Başbakan “et fiyatlarını indirin” talimatı verdi. Bakan derhal “gerekirse ithalat yaparız” dedi.
Et fiyatları iner gibi oldu fakat işe yaramadı. Bakan bu defa “gerekirse daha fazla ithalat yaparız” dedi.
Gerekti ve daha fazlası yapıldı.
Et fiyatlarındaki tırmanışta Tarım Bakanlığı yetersiz kalınca devreye Maliye girdi ve pahalı etin izini sürmek, sektörü izleyecek ve denetleyecek Et Takip Timi kurmaya karar verdi.
Amaç, et stokçularına yaptırım uygulamak, zam lobisini çökertmek…
İşe yarayıp yaramayacağınızı izleyip göreceğiz.
Burada dikkati çeken sorun şudur; Başbakan “et fiyatlarını indirin” talimatıyla zaten “kısa vadede işe yarayacak” bir tedbirin acilen alınması talimatı vermişti. Ramazan’da vatandaş pahalı et yemesin diye…
Fakat Bakan Mehdi Eker’in bütün tedbirleri havada, sözleri askıda kalınca, Ramazan sofrası da fiyat endeksleri de bundan nasibini aldı.
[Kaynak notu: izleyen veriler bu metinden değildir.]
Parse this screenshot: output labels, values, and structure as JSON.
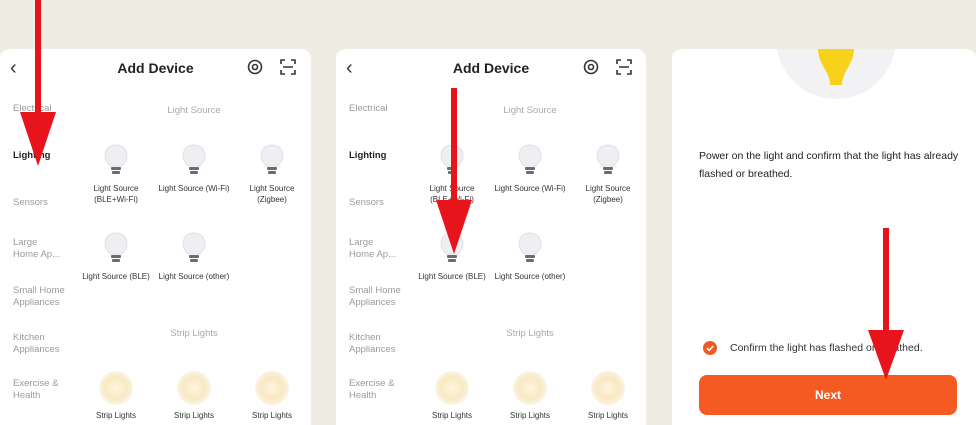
{
  "screens": [
    {
      "title": "Add Device",
      "categories": [
        "Electrical",
        "Lighting",
        "Sensors",
        "Large Home Ap...",
        "Small Home Appliances",
        "Kitchen Appliances",
        "Exercise & Health"
      ],
      "section_light": "Light Source",
      "section_strip": "Strip Lights",
      "devices": [
        "Light Source (BLE+Wi-Fi)",
        "Light Source (Wi-Fi)",
        "Light Source (Zigbee)",
        "Light Source (BLE)",
        "Light Source (other)"
      ],
      "strips": [
        "Strip Lights",
        "Strip Lights",
        "Strip Lights"
      ]
    },
    {
      "title": "Add Device",
      "categories": [
        "Electrical",
        "Lighting",
        "Sensors",
        "Large Home Ap...",
        "Small Home Appliances",
        "Kitchen Appliances",
        "Exercise & Health"
      ],
      "section_light": "Light Source",
      "section_strip": "Strip Lights",
      "devices": [
        "Light Source (BLE+Wi-Fi)",
        "Light Source (Wi-Fi)",
        "Light Source (Zigbee)",
        "Light Source (BLE)",
        "Light Source (other)"
      ],
      "strips": [
        "Strip Lights",
        "Strip Lights",
        "Strip Lights"
      ]
    },
    {
      "instruction": "Power on the light and confirm that the light has already flashed or breathed.",
      "confirm": "Confirm the light has flashed or breathed.",
      "next": "Next"
    }
  ],
  "colors": {
    "accent": "#f55a22",
    "arrow": "#e8141c",
    "background": "#efece4"
  },
  "icons": [
    "back-chevron-icon",
    "at-symbol-icon",
    "scan-icon",
    "bulb-icon",
    "strip-light-icon",
    "check-circle-icon",
    "down-arrow-annotation"
  ]
}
İthalat kamçısı zaten “kısa vadeli” ve “acil” tedbir idi; Bakanlık işte bunu başaramadı. Ucuz, kaliteli ve bol et için uzun vadeli tedbirler ise 5 yıldır gündeme dahi getirilemedi.
Et Balık’a zamanında ve yeterli ithalatı gerçekleştirip et fiyatlarını indiremediniz. Bakanlık olarak bari orta-uzun vadeli politikaları devreye almanız gerekmez mi?
Mesela; işletmeleri ölçek ekonomisine ve teknolojiye yönlendirmek, besiciliğe teşvik, ziraat fakültelerine çekidüzen, tedarik ve değer zincirini islah, 81 ile yetersiz kalan 79 hayvan borsasını yaygınlaştırmak, meraları islah etmek gibi…
Ben ette yaşadığımız bu başarısızlığın, referandum sonrası bizzat Başbakan tarafından ele alınıp, kalıcı çözüm yönünde köklü adım atılmasını bekliyorum.